How to pay off credit card debt
If this blog (and the table above) has convinced you to get serious about paying off your credit card debt – great! Now it’s time to buckle down and start making extra payments. There are two primary strategies for debt repayment that are used widely by Canadians – especially those who are carrying multiple debts.
The snowball method
The snowball method is a debt reduction strategy popularized by Dave Ramsey. This strategy advocates that you order all your debts from smallest to largest balance and to use most of your money to pay off the smallest one first, regardless of the interest rate.
The strength of this strategy lies in the fact that it fully accounts for the “human element” of paying off debt. Psychologically, the snowball method sets you up for success by rewarding you early in your debt repayment journey with “quick wins” as you eliminate your smaller debts. As you pay off your smaller debts, you snowball those payments towards your larger debts, eventually tackling the biggest debt with full momentum.
If you’ve never paid off large amounts of debt before, or have tried in the past and lost enthusiasm, the snowball method could be a good option.
The avalanche method
The avalanche method is more mathematically sound because it calls for you to order your debts from highest to lowest interest rate. You’ll tackle the debt with the highest interest rate first, regardless of the balance. The debt with the highest interest rate is the most expensive to service, so tackling it first will result in you paying the least amount of interest possible, and will allow you to become debt-free the quickest.
The avalanche method usually calls for credit card debt to be paid off first, so if you’re eager to get your credit card balance down to zero, this strategy might be right for you.
Minimum payments and deferrals during COVID-19
The profound impact COVID-19 has had on the economy and people’s finances has made meeting credit card minimum payments more difficult than ever for many Canadians. And with cash tight and incomes lost, some households may be more reliant on credit – resulting in larger balances, and in turn, larger minimum payments.
Banks have stepped up to offer a temporary solution by providing minimum payment deferrals for those facing new financial hardships brought on by the pandemic.
Instead of owing a minimum payment at the end of your next 30-day billing cycle, payment deferrals let you postpone your minimum payment to a later date without the usual consequences like late fees or higher interest rates.
While policies do vary by bank – i.e. some offer deferrals for one month while others offer up to six – in every case, you must receive approval to use a deferral first. In short: don’t start skipping minimum payments until you have the express consent of your bank. Most banks have made it easy to inquire for a deferral and a request can be sent either through your online banking profile or by contacting your card issuer over the phone.

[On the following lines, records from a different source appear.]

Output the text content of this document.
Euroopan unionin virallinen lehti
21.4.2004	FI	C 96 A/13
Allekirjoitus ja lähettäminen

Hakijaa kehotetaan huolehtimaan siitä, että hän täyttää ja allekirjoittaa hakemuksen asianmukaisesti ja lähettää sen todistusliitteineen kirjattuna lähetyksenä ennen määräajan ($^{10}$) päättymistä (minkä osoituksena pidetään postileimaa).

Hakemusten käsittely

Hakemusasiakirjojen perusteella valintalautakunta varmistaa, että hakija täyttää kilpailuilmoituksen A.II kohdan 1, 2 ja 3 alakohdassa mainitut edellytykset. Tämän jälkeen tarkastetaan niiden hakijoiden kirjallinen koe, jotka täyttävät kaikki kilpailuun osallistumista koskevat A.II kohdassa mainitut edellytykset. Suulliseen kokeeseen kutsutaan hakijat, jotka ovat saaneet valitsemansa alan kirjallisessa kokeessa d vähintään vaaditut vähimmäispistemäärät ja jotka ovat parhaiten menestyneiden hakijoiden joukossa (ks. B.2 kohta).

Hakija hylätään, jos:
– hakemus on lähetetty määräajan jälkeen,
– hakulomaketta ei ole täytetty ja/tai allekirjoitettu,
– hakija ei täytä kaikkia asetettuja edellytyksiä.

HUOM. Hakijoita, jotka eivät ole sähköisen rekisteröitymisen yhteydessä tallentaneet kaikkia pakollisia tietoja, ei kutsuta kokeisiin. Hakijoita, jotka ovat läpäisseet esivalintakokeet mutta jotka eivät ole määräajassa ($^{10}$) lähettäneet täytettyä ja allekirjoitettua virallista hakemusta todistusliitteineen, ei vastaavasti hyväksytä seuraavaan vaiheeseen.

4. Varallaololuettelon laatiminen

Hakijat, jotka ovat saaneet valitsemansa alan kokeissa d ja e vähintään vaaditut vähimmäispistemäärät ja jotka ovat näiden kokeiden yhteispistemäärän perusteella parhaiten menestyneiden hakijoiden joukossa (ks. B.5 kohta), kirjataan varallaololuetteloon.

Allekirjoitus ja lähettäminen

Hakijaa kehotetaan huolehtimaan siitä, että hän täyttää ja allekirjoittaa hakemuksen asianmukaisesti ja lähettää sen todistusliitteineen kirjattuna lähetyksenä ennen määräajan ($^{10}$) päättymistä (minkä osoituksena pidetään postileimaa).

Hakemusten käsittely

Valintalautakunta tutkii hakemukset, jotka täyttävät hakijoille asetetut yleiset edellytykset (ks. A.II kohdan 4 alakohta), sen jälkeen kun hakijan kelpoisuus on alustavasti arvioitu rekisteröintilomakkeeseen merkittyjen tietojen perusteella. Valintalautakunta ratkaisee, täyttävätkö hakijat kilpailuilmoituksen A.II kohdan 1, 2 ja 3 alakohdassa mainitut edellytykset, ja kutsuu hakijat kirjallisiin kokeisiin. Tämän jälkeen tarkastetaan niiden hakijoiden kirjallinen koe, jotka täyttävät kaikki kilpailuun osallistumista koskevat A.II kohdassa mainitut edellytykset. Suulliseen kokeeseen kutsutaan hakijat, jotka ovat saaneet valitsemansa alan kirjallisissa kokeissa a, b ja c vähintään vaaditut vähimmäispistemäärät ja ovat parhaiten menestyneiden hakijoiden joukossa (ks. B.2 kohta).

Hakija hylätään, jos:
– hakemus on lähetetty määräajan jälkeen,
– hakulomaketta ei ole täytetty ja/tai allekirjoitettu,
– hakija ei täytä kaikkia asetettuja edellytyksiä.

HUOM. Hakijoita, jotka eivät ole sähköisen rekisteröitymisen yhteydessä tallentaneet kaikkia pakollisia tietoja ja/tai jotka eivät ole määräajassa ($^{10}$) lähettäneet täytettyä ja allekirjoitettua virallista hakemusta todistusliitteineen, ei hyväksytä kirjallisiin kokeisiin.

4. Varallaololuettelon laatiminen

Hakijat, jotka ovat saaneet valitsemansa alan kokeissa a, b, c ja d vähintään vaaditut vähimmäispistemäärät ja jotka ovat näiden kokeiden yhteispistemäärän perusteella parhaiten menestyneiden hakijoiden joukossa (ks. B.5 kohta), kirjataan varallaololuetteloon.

Finally, while payment deferrals offer some relief from your monthly payment obligations, your debt won’t be forgiven and you’ll still accrue interest on any balance you carry. Use your credit card cautiously, avoiding building a larger balance, and be prepared for minimum payments to kick back in once your deferral period officially comes to an end.
The final word
Many Canadians make the minimum monthly payment on their credit card balance, resulting in it taking years and thousands of dollars in interest charges before their debt is paid off. This scenario is very common but also entirely avoidable. By making just a little more than the minimum monthly payment on your credit card balance, you can become debt-free in a matter of months, not years, and save thousands of dollars in the process.